El Ministerio del Interior aportará, dentro de sus competencias, medios para el control de fronteras, la seguridad ciudadana, la identificación y documentación, la protección internacional, la investigación de la inmigración irregular y la protección de infraestructuras esenciales. Por su parte, Inclusión, Seguridad Social y Migraciones contribuirá con capacidades de recepción, alojamiento, alimentación, orientación social, gestión de centros y traslados dentro del sistema estatal de acogida.
También se contemplan recursos de Defensa para logística, transporte, vigilancia, sanidad, comunicaciones, alojamiento e infraestructuras; capacidades sanitarias y de salud pública; medios de protección de menores; y recursos destinados a la cooperación con Marruecos, terceros Estados, instituciones de la Unión Europea y organizaciones internacionales.
En el ámbito de la Ciudad de Ceuta quedan comprendidos sus servicios sociales y asistenciales, policía local, protección civil, atención a menores y personas vulnerables, servicios sanitarios de su competencia, abastecimiento, saneamiento, servicios urbanos e instalaciones propias. La norma identifica, asimismo, distintos terrenos, recintos y polideportivos susceptibles de utilización.
No se suspenden derechos fundamentales
La declaración no comporta la suspensión de derechos fundamentales o libertades públicas ni permite adoptar medidas propias de los estados de alarma, excepción o sitio. La crisis deberá afrontarse mediante los poderes y recursos ordinarios de las administraciones públicas.

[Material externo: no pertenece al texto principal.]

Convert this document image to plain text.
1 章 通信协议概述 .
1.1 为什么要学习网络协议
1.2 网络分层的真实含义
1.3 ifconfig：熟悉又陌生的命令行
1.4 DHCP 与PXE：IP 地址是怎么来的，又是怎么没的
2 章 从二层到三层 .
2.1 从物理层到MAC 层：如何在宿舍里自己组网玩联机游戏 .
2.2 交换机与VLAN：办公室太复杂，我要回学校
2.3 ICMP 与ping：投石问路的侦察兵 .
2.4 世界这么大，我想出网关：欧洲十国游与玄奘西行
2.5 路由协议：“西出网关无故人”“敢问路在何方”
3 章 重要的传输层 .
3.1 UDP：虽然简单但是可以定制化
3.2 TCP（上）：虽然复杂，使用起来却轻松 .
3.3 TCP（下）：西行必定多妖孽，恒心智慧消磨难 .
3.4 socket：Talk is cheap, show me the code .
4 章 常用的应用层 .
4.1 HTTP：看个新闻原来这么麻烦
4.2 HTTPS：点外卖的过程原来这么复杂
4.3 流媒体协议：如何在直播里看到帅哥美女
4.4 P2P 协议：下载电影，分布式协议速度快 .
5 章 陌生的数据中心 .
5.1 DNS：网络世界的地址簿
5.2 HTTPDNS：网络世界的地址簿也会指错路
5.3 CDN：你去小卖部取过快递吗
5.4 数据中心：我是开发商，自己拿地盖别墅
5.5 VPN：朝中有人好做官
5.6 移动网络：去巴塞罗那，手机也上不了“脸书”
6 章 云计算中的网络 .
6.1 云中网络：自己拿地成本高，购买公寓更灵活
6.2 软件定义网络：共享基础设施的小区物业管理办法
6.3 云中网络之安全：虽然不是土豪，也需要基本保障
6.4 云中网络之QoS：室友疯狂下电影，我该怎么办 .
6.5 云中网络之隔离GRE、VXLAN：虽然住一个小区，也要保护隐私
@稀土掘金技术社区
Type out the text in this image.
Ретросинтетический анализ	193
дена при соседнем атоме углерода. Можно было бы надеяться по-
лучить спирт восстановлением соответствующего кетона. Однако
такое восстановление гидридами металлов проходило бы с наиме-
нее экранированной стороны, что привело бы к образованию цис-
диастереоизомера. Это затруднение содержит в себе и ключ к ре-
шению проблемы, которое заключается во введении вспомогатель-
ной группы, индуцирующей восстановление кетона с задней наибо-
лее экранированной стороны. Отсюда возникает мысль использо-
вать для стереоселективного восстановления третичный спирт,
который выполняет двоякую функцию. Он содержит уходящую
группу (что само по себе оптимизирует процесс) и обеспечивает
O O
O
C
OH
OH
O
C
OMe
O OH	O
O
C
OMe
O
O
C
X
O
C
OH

Las actuaciones estarán sujetas, entre otros, a los principios de legalidad, necesidad, proporcionalidad, eficiencia, cooperación, lealtad institucional, protección de la vida humana y respeto a la dignidad. También deberá garantizarse una atención diferenciada a las personas vulnerables, la continuidad de los servicios esenciales y el respeto a la distribución constitucional y estatutaria de competencias.
Impacto práctico de la declaración
Para las administraciones y organismos públicos implicados, la principal consecuencia es la obligación de colaborar activamente y aportar los medios humanos y materiales disponibles en los términos de la Ley de Seguridad Nacional. La comunicación pública quedará coordinada por un gabinete dependiente de la Secretaría de Estado de Comunicación.
La norma no introduce una alteración general de derechos ni de competencias, sino un marco temporal de coordinación reforzada. Su aplicación tendrá especial incidencia en la gestión fronteriza y migratoria, los servicios sociales y de protección de menores, la contratación y movilización de recursos públicos, el funcionamiento de infraestructuras y la continuidad de los servicios esenciales. El Gobierno deberá informar inmediatamente al Congreso de los Diputados de las medidas adoptadas y de la evolución de la situación.